Последним своим замечанием я покусился на самое святое любого телевизионного продюсера, и реакция не замедлила последовать.
— Ты такой чертовски правильный! — Голос у нее стал гневный, даже, можно сказать, истеричный. Анжела говорила намеренно громко, чтобы привлечь смущенные взгляды находящихся поблизости гостей.
— Я просто правдивый, — мягко сказал я, надеясь отвести надвигающийся ураган.
Но терпение Анжелы лопнуло, как прогнивший трос.

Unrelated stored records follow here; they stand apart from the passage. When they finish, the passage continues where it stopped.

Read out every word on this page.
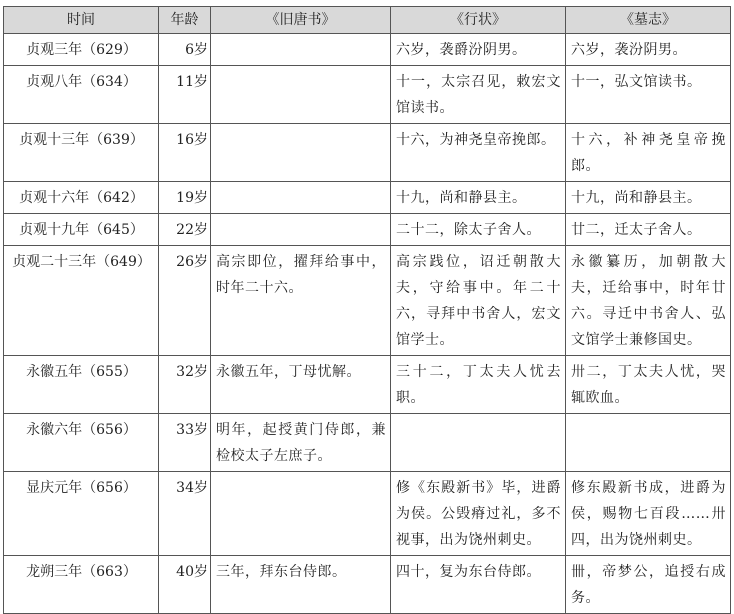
时间	年龄	《旧唐书》	《行状》	《墓志》
贞观三年（629）	6岁		六岁，袭爵汾阴男。	六岁，袭汾阴男。
贞观八年（634）	11岁		十一，太宗召见，敕宏文馆读书。	十一，弘文馆读书。
贞观十三年（639）	16岁		十六，为神尧皇帝挽郎。	十六，补神尧皇帝挽郎。
贞观十六年（642）	19岁		十九，尚和静县主。	十九，尚和静县主。
贞观十九年（645）	22岁		二十二，除太子舍人。	廿二，迁太子舍人。
贞观二十三年（649）	26岁	高宗即位，擢拜给事中，时年二十六。	高宗践位，诏迁朝散大夫，守给事中。年二十六，寻拜中书舍人，宏文馆学士。	永徽纂历，加朝散大夫，迁给事中，时年廿六。寻迁中书舍人、弘文馆学士兼修国史。
永徽五年（655）	32岁	永徽五年，丁母忧解。	三十二，丁太夫人忧去职。	卅二，丁太夫人忧，哭辄欧血。
永徽六年（656）	33岁	明年，起授黄门侍郎，兼检校太子左庶子。		
显庆元年（656）	34岁		修《东殿新书》毕，进爵为侯。公毁瘠过礼，多不视事，出为饶州刺史。	修东殿新书成，进爵为侯，赐物七百段……卅四，出为饶州刺史。
龙朔三年（663）	40岁	三年，拜东台侍郎。	四十，复为东台侍郎。	卌，帝梦公，追授右成务。
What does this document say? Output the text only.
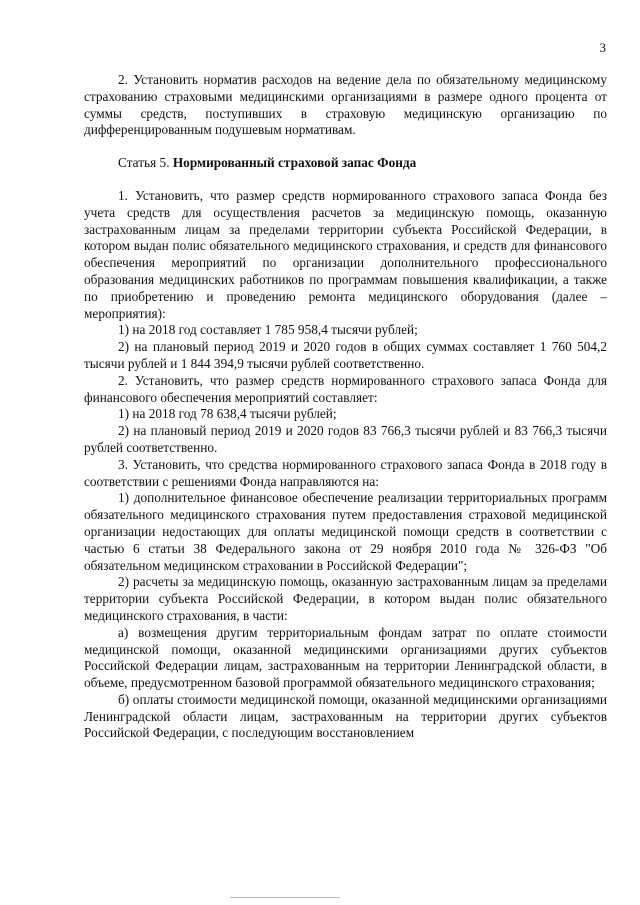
3

2. Установить норматив расходов на ведение дела по обязательному медицинскому страхованию страховыми медицинскими организациями в размере одного процента от суммы средств, поступивших в страховую медицинскую организацию по дифференцированным подушевым нормативам.

Статья 5. Нормированный страховой запас Фонда

1. Установить, что размер средств нормированного страхового запаса Фонда без учета средств для осуществления расчетов за медицинскую помощь, оказанную застрахованным лицам за пределами территории субъекта Российской Федерации, в котором выдан полис обязательного медицинского страхования, и средств для финансового обеспечения мероприятий по организации дополнительного профессионального образования медицинских работников по программам повышения квалификации, а также по приобретению и проведению ремонта медицинского оборудования (далее – мероприятия):

1) на 2018 год составляет 1 785 958,4 тысячи рублей;

2) на плановый период 2019 и 2020 годов в общих суммах составляет 1 760 504,2 тысячи рублей и 1 844 394,9 тысячи рублей соответственно.

2. Установить, что размер средств нормированного страхового запаса Фонда для финансового обеспечения мероприятий составляет:

1) на 2018 год 78 638,4 тысячи рублей;

2) на плановый период 2019 и 2020 годов 83 766,3 тысячи рублей и 83 766,3 тысячи рублей соответственно.

3. Установить, что средства нормированного страхового запаса Фонда в 2018 году в соответствии с решениями Фонда направляются на:

1) дополнительное финансовое обеспечение реализации территориальных программ обязательного медицинского страхования путем предоставления страховой медицинской организации недостающих для оплаты медицинской помощи средств в соответствии с частью 6 статьи 38 Федерального закона от 29 ноября 2010 года № 326-ФЗ "Об обязательном медицинском страховании в Российской Федерации";

2) расчеты за медицинскую помощь, оказанную застрахованным лицам за пределами территории субъекта Российской Федерации, в котором выдан полис обязательного медицинского страхования, в части:

а) возмещения другим территориальным фондам затрат по оплате стоимости медицинской помощи, оказанной медицинскими организациями других субъектов Российской Федерации лицам, застрахованным на территории Ленинградской области, в объеме, предусмотренном базовой программой обязательного медицинского страхования;

б) оплаты стоимости медицинской помощи, оказанной медицинскими организациями Ленинградской области лицам, застрахованным на территории других субъектов Российской Федерации, с последующим восстановлением
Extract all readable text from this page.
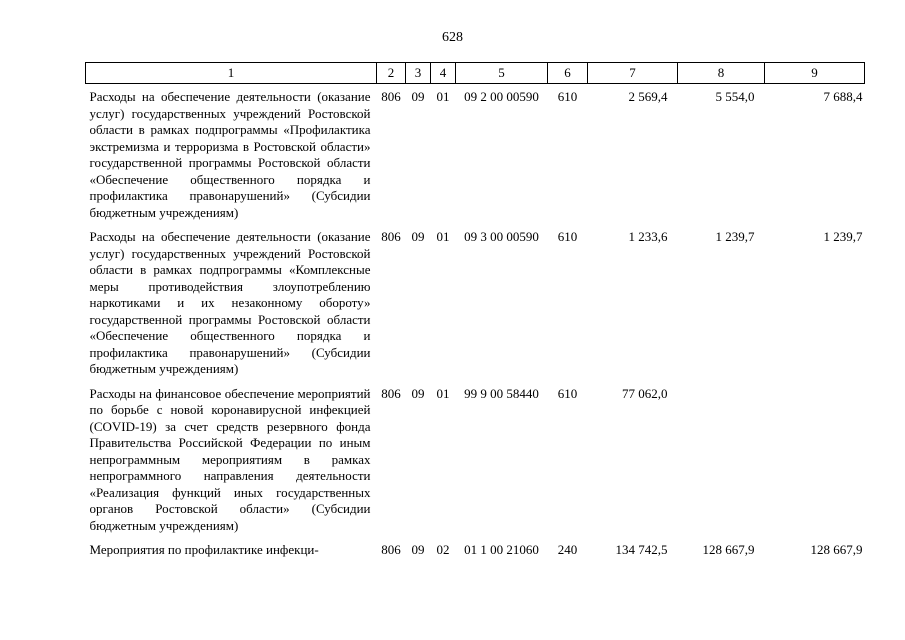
628
1	2	3	4	5	6	7	8	9
Расходы на обеспечение деятельности (оказание услуг) государственных учреждений Ростовской области в рамках подпрограммы «Профилактика экстремизма и терроризма в Ростовской области» государственной программы Ростовской области «Обеспечение общественного порядка и профилактика правонарушений» (Субсидии бюджетным учреждениям)	806	09	01	09 2 00 00590	610	2 569,4	5 554,0	7 688,4
Расходы на обеспечение деятельности (оказание услуг) государственных учреждений Ростовской области в рамках подпрограммы «Комплексные меры противодействия злоупотреблению наркотиками и их незаконному обороту» государственной программы Ростовской области «Обеспечение общественного порядка и профилактика правонарушений» (Субсидии бюджетным учреждениям)	806	09	01	09 3 00 00590	610	1 233,6	1 239,7	1 239,7
Расходы на финансовое обеспечение мероприятий по борьбе с новой коронавирусной инфекцией (COVID-19) за счет средств резервного фонда Правительства Российской Федерации по иным непрограммным мероприятиям в рамках непрограммного направления деятельности «Реализация функций иных государственных органов Ростовской области» (Субсидии бюджетным учреждениям)	806	09	01	99 9 00 58440	610	77 062,0		
Мероприятия по профилактике инфекци-	806	09	02	01 1 00 21060	240	134 742,5	128 667,9	128 667,9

— Так ты действительно желаешь, чтобы мой фильм был правдивым? А голая правда, Ник Сендмен, состоит в том, что ты просто школьник из привилегированной частной школы, который выбрал профессию солдата, потому что здесь не надо думать, ибо такие, как ты, не желают напрягаться в реальном мире. Ты был ранен в совершенно бессмысленной войне ради смехотворной цели, а отправился ты на эту войну как веселый щенок, с мокрым носом, бодро помахивающий хвостиком, потому что считал, что это развлечение. Но мы умолчим об этом в нашем фильме. Мы никому не скажем, что ты — пустой бездельник с ружьем из зажиточной семьи, и, если бы не твоя дурацкая медаль, ты был бы сейчас никем. Понимаешь, Ник, никем! Мы также не скажем, что ты слишком гордый, или слишком упрямый, или слишком глупый, чтобы вести нормальную жизнь. Вместо этого мы будем аплодировать твоей жажде приключений! Ник Сендмен, бунтарь-одиночка, не желающий поддаваться жизненным неудачам! Мы скажем, что ты герой, выполнивший свой долг перед Британией! — Ее ярость была подобна взрыву бомбы и привела в ужас и заставила умолкнуть всех, кто был на террасе. Музыканты — и те перестали играть. — Вся правда в том, Ник Сендмен, что без нашей помощи тебе не стать даже эксцентричным мятежником, потому что у тебя нет судна. А когда ты его получишь, если вообще получишь, то протянешь не больше полугода, потому что у тебя кончатся деньги, а ты слишком ленив, чтобы зарабатывать их! Ты хочешь, чтобы мы рассказали в фильме эту правду?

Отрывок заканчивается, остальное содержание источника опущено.